Sec. 19. RCW 9.35.020 and 1999 c 368 s 3 are each amended to read as follows:

(1) No person may knowingly use or knowingly transfer a means of identification of another person with the intent to commit, or to aid or abet, any unlawful activity harming or intending to harm the person whose identity is used, or for committing any felony.

(2) ((For purposes of this section, "means of identification" means any information or item that is not describing finances or credit but is personal to or identifiable with any individual or other person, including any current or former name of the person, telephone number, and electronic address or identifier of the individual or any member of his or her family, including the ancestor of such person; any information relating to a change in name, address, telephone number, or electronic address or identifier of the individual or his or her family; any social security, driver's license, or tax identification number of the individual or any member of his or her family; and other information which could be used to identify the person, including unique biometric data.

~~(3)~~)) Violation of this section is a class C felony.

((~~(4)~~)) (3) A person ((~~that [who]~~)) who violates this section is liable for five hundred dollars or actual damages, including costs to repair the person's credit record, whichever is greater, and reasonable attorneys' fees.

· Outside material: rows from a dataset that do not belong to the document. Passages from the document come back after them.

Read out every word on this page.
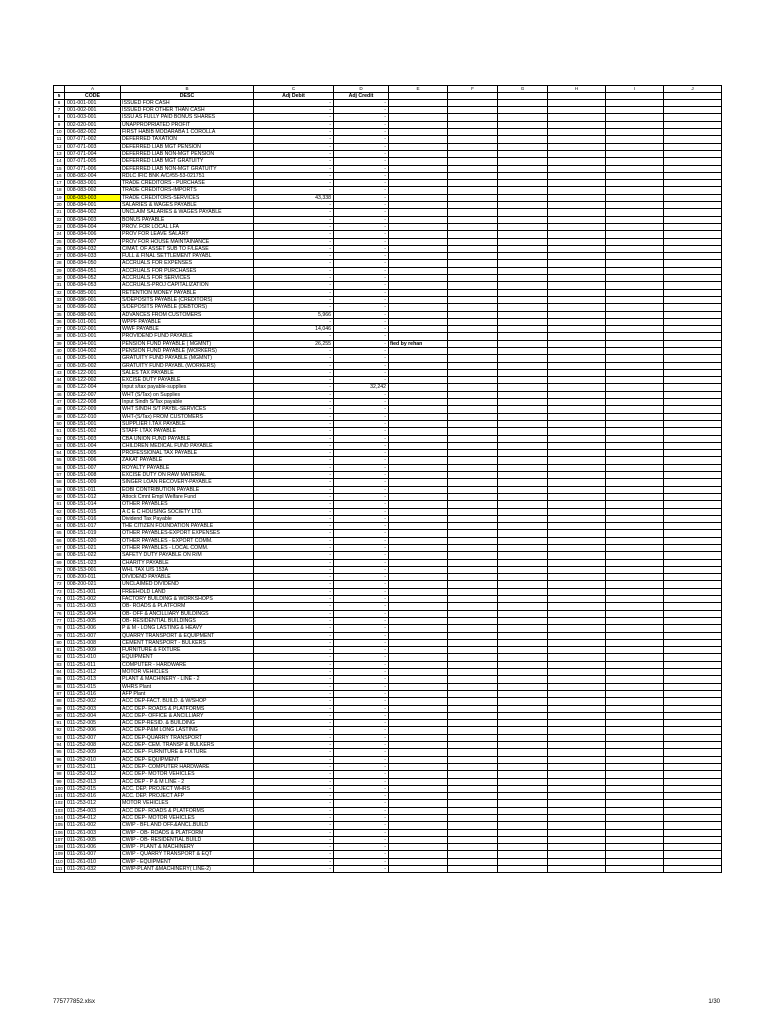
	A	B	C	D	E	F	G	H	I	J
5	CODE	DESC	Adj Debit	Adj Credit						
6	001-001-001	ISSUED FOR CASH	-	-						
7	001-002-001	ISSUED FOR OTHER THAN CASH	-	-						
8	001-003-001	ISSU AS FULLY PAID BONUS SHARES	-	-						
9	002-020-001	UNAPPROPRIATED PROFIT	-	-						
10	006-082-002	FIRST HABIB MODARABA 1 COROLLA	-	-						
11	007-071-002	DEFERRED TAXATION	-	-						
12	007-071-003	DEFERRED LIAB MGT PENSION	-	-						
13	007-071-004	DEFERRED LIAB NON-MGT PENSION	-	-						
14	007-071-005	DEFERRED LIAB MGT GRATUITY	-	-						
15	007-071-006	DEFERRED LIAB NON-MGT GRATUITY	-	-						
16	008-082-004	RDLC IFIC BNK A/C#55-53-021751	-	-						
17	008-083-001	TRADE CREDITORS - PURCHASE	-	-						
18	008-083-002	TRADE CREDITORS-IMPORTS	-	-						
19	008-083-003	TRADE CREDITORS-SERVICES	43,338	-						
20	008-084-001	SALARIES & WAGES PAYABLE	-	-						
21	008-084-002	UNCLAIM SALARIES & WAGES PAYABLE	-	-						
22	008-084-003	BONUS PAYABLE	-	-						
23	008-084-004	PROV. FOR LOCAL LFA	-	-						
24	008-084-006	PROV FOR LEAVE SALARY	-	-						
25	008-084-007	PROV FOR HOUSE MAINTAINANCE	-	-						
26	008-084-032	C/MAT. OF ASSET SUB TO F/LEASE	-	-						
27	008-084-033	FULL & FINAL SETTLEMENT PAYABL	-	-						
28	008-084-050	ACCRUALS FOR EXPENSES	-	-						
29	008-084-051	ACCRUALS FOR PURCHASES	-	-						
30	008-084-052	ACCRUALS FOR SERVICES	-	-						
31	008-084-053	ACCRUALS-PROJ CAPITALIZATION	-	-						
32	008-085-001	RETENTION MONEY PAYABLE	-	-						
33	008-086-001	S/DEPOSITS PAYABLE (CREDITORS)	-	-						
34	008-086-002	S/DEPOSITS PAYABLE (DEBTORS)	-	-						
35	008-088-001	ADVANCES FROM CUSTOMERS	5,966	-						
36	008-101-001	WPPF PAYABLE	-	-						
37	008-102-001	WWF PAYABLE	14,046	-						
38	008-103-001	PROVIDEND FUND PAYABLE	-	-						
39	008-104-001	PENSION FUND PAYABLE ( MGMNT)	26,255	-	fied by rehan					
40	008-104-002	PENSION FUND PAYABLE (WORKERS)	-	-						
41	008-105-001	GRATUITY FUND PAYABLE (MGMNT)	-	-						
42	008-105-002	GRATUITY FUND PAYABL (WORKERS)	-	-						
43	008-122-001	SALES TAX PAYABLE	-	-						
44	008-122-002	EXCISE DUTY PAYABLE	-	-						
45	008-122-004	Input s/tax payable-supplies	-	32,242						
46	008-122-007	WHT (S/Tax) on Supplies	-	-						
47	008-122-008	Input Sindh S/Tax payable	-	-						
48	008-122-009	WHT SINDH S/T PAYBL-SERVICES	-	-						
49	008-122-010	WHT-(S/Tax) FROM CUSTOMERS	-	-						
50	008-151-001	SUPPLIER I.TAX PAYABLE	-	-						
51	008-151-002	STAFF I.TAX PAYABLE	-	-						
52	008-151-003	CBA UNION FUND PAYABLE	-	-						
53	008-151-004	CHILDREN MEDICAL FUND PAYABLE	-	-						
54	008-151-005	PROFESSIONAL TAX PAYABLE	-	-						
55	008-151-006	ZAKAT PAYABLE	-	-						
56	008-151-007	ROYALTY PAYABLE	-	-						
57	008-151-008	EXCISE DUTY ON RAW MATERIAL	-	-						
58	008-151-009	SINGER LOAN RECOVERY-PAYABLE	-	-						
59	008-151-011	EOBI CONTRIBUTION PAYABLE	-	-						
60	008-151-012	Attock Cmnt Empl Welfare Fund	-	-						
61	008-151-014	OTHER PAYABLES	-	-						
62	008-151-015	A C E C HOUSING SOCIETY LTD.	-	-						
63	008-151-016	Dividend Tax Payable	-	-						
64	008-151-017	THE CITIZEN FOUNDATION PAYABLE	-	-						
65	008-151-019	OTHER PAYABLES-EXPORT EXPENSES	-	-						
66	008-151-020	OTHER PAYABLES - EXPORT COMM.	-	-						
67	008-151-021	OTHER PAYABLES - LOCAL COMM.	-	-						
68	008-151-022	SAFETY DUTY PAYABLE ON R/M	-	-						
69	008-151-023	CHARITY PAYABLE	-	-						
70	008-153-001	WHL TAX U/S 153A	-	-						
71	008-200-011	DIVIDEND PAYABLE	-	-						
72	008-200-021	UNCLAIMED DIVIDEND	-	-						
73	011-251-001	FREEHOLD LAND	-	-						
74	011-251-002	FACTORY BUILDING & WORKSHOPS	-	-						
75	011-251-003	OB- ROADS & PLATFORM	-	-						
76	011-251-004	OB- OFF & ANCILLIARY BUILDINGS	-	-						
77	011-251-005	OB- RESIDENTIAL BUILDINGS	-	-						
78	011-251-006	P & M - LONG LASTING & HEAVY	-	-						
79	011-251-007	QUARRY TRANSPORT & EQUIPMENT	-	-						
80	011-251-008	CEMENT TRANSPORT - BULKERS	-	-						
81	011-251-009	FURNITURE & FIXTURE	-	-						
82	011-251-010	EQUIPMENT	-	-						
83	011-251-011	COMPUTER - HARDWARE	-	-						
84	011-251-012	MOTOR VEHICLES	-	-						
85	011-251-013	PLANT & MACHINERY - LINE - 2	-	-						
86	011-251-015	WHRS Plant	-	-						
87	011-251-016	AFP Plant	-	-						
88	011-252-002	ACC DEP-FACT. BUILD. & W/SHOP	-	-						
89	011-252-003	ACC DEP- ROADS & PLATFORMS	-	-						
90	011-252-004	ACC DEP- OFFICE & ANCILLIARY	-	-						
91	011-252-005	ACC DEP-RESID. & BUILDING	-	-						
92	011-252-006	ACC DEP-P&M LONG LASTING	-	-						
93	011-252-007	ACC DEP-QUARRY TRANSPORT	-	-						
94	011-252-008	ACC DEP- CEM. TRANSP & BULKERS	-	-						
95	011-252-009	ACC DEP- FURNITURE & FIXTURE	-	-						
96	011-252-010	ACC DEP- EQUIPMENT	-	-						
97	011-252-011	ACC DEP- COMPUTER HARDWARE	-	-						
98	011-252-012	ACC DEP- MOTOR VEHICLES	-	-						
99	011-252-013	ACC DEP - P & M LINE - 2	-	-						
100	011-252-015	ACC. DEP. PROJECT WHRS	-	-						
101	011-252-016	ACC. DEP. PROJECT AFP	-	-						
102	011-253-012	MOTOR VEHICLES	-	-						
103	011-254-003	ACC DEP- ROADS & PLATFORMS	-	-						
104	011-254-012	ACC DEP- MOTOR VEHICLES	-	-						
105	011-261-002	CWIP - BFL AND OFF.&ANCL.BUILD	-	-						
106	011-261-003	CWIP - OB- ROADS & PLATFORM	-	-						
107	011-261-005	CWIP - OB- RESIDENTIAL BUILD	-	-						
108	011-261-006	CWIP - PLANT & MACHINERY	-	-						
109	011-261-007	CWIP - QUARRY TRANSPORT & EQT	-	-						
110	011-261-010	CWIP - EQUIPMENT	-	-						
111	011-261-032	CWIP-PLANT &MACHINERY( LINE-2)	-	-						
775777852.xlsx	1/30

If the person violating this section is a business that repeatedly violates this section, that person also violates the Consumer Protection Act, chapter 19.86 RCW.

NEW SECTION. Sec. 20. (1) The attorney general, in consultation with representatives from individual consumers, public interest organizations, financial institutions, retailers, online services, the legislature, and other interested parties shall:

(a) Examine information-sharing practices among information custodians and their affiliates;

(b) Develop a model privacy policy disclosure to conform with the disclosure requirements of sections 4, 5, 6, and 7 of this act;

(c) Present recommendations on affiliate sharing and model privacy policies to the legislature at the start of the regular session held in 2001.

(2) The senate committee on commerce, trade, housing and financial institutions and the house of representatives committee on financial institutions and insurance shall conduct a joint review of the practices of entities that collect and sell personal and sensitive information obtained from the records maintained by government agencies and nonprofit entities.

NEW SECTION. Sec. 21. Sections 1 through 14 of this act constitute a new chapter in Title 19 RCW.

NEW SECTION. Sec. 22. Section captions used in sections 1 through 16 of this act are not part of the law.

NEW SECTION. Sec. 23. If any provision of this act or its application to any person or circumstance is held invalid, the remainder of the act or the application of the provision to other persons or circumstances is not affected.

NEW SECTION. Sec. 24. Sections 1 through 14 of this act take effect June 1, 2001.